As the film goes it does find ways to return to Earth, at which point it starts to fit a bit into the mold of those 1940s “afterlife comedies” like A Guy Named Joe and Here Comes Mr. Jordan. The film is perhaps notable among Pixar films in that it focuses on an adult human rather than a child or some sort of anthropomorphized animal or object. In fact its protagonist might be a touch old for what they’re doing as Joe Gardner reads as a man in his forties despite being somewhat oblivious about his personality and goals. I have a hunch that in earlier versions of the screenplay he was younger but at some point it was decided that the idea of a film opening with the seeming death of a man in his twenties was a little too depressing to get past. As his soul goes through the afterlife and begins finding his way back to Earth the film actually indulges in quite a bit of comedy, both through some slapstick body-swapping antics and through some light prodding at New York culture. There’s a certain Ratatouille-like cartoon logic at play in the way Gardner interacts with a certain feline sidekick during these sequences which takes a certain leap of logic to accept but I enjoyed it and found the adventure elements here to be much more original and enjoyable than in other Pixar movies like Inside Out which take on formats like that almost as an excuse to drag things out as the characters develop.

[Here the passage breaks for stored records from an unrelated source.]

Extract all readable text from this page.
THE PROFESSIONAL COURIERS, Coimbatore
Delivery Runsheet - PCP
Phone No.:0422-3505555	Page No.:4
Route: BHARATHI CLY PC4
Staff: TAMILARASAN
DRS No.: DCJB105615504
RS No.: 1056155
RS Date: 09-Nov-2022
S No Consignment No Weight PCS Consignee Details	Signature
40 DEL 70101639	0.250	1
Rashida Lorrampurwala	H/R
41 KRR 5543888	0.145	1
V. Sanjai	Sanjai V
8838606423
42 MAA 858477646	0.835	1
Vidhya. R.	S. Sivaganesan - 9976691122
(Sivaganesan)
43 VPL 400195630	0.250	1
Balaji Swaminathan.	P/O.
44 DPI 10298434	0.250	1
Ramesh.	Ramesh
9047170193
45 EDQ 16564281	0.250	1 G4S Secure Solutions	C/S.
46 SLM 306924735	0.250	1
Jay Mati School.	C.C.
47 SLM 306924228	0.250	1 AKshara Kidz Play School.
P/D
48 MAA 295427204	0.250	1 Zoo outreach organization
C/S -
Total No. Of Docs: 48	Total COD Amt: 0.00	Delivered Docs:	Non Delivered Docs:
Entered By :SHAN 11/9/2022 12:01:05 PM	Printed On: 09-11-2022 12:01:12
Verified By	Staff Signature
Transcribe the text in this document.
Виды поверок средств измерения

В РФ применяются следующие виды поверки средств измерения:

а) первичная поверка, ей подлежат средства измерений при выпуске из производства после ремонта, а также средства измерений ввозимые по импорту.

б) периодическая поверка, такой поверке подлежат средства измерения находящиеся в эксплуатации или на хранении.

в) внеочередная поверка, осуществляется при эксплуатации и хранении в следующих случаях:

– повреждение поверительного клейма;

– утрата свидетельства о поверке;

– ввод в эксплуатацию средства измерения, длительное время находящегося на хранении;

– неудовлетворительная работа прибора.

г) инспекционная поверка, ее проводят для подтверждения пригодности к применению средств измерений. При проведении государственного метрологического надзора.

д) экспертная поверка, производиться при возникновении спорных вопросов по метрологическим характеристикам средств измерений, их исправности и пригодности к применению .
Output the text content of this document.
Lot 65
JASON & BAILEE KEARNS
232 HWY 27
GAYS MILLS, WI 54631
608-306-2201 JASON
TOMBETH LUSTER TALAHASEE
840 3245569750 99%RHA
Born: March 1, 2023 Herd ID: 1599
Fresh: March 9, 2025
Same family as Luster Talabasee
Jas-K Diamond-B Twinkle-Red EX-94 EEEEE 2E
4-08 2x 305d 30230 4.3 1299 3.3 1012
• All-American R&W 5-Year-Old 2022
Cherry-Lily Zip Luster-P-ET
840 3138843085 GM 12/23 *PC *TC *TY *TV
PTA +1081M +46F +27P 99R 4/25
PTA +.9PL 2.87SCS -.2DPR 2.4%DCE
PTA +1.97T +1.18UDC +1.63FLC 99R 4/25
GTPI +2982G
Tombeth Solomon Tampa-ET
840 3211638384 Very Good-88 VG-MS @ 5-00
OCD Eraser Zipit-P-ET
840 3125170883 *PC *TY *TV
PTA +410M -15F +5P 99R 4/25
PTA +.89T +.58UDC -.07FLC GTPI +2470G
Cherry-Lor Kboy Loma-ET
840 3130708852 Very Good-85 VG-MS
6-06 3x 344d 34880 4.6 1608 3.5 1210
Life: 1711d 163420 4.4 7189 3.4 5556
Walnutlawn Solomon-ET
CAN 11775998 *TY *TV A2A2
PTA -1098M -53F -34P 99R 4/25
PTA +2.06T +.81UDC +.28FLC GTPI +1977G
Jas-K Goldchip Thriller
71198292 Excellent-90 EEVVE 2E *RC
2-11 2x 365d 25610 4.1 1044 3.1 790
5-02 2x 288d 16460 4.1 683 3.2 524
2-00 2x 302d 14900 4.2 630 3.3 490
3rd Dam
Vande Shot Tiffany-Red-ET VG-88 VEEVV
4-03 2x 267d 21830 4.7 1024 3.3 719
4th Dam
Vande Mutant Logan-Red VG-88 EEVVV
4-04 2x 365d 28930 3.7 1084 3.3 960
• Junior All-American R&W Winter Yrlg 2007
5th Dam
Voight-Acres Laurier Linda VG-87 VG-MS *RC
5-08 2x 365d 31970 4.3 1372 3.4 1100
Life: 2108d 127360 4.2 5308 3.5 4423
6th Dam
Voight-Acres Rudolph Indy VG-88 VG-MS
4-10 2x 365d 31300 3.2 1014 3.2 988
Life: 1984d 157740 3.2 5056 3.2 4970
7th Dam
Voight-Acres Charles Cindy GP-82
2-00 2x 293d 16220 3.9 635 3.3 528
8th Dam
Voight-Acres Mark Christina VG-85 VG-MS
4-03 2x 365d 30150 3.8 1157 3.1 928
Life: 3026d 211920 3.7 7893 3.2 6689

I’ve gone on quite a journey with Pixar over the years and I’ve rarely been in lock step with critical consensus about them. In the early days when they were first becoming critical darlings I wasn’t even bothering to watch them and when I did catch up with them I never really felt like they lived up to the hype. But then when the studio stopped being such a cause célèbre and began harming their legacy with questionable sequels and the like I oddly found myself becoming something of a defender of the studio and suggested that some of their films like Finding Dory, Toy Story 4, and Onward were being unfairly undervalued or taken for granted by critics who perhaps thought the bar set by their older films was higher than it really was, and frustratingly enough I also was never quite as into some of the supposed highlights of this period like Inside Out and Coco. With Soul though I think we might finally have a movie that everyone can agree on. It’s hardly a flawless movie, I think the ending is a bit of a copout and at the end of the day I’m not sure it really has anything terribly original to say about death or about following your dreams, but the movie does do a whole lot right. I haven’t even had a chance to get into its canny roster of voice talent or the film’s amazing score by Trent Reznor, Atticus Ross, and Jon Batiste. To me this is plainly Pixar’s best work since their 2008 film Wall-E, which has been consistently held up as the studio at its height, so it’s basically a movie that more than achieves what can reasonably be expected of it.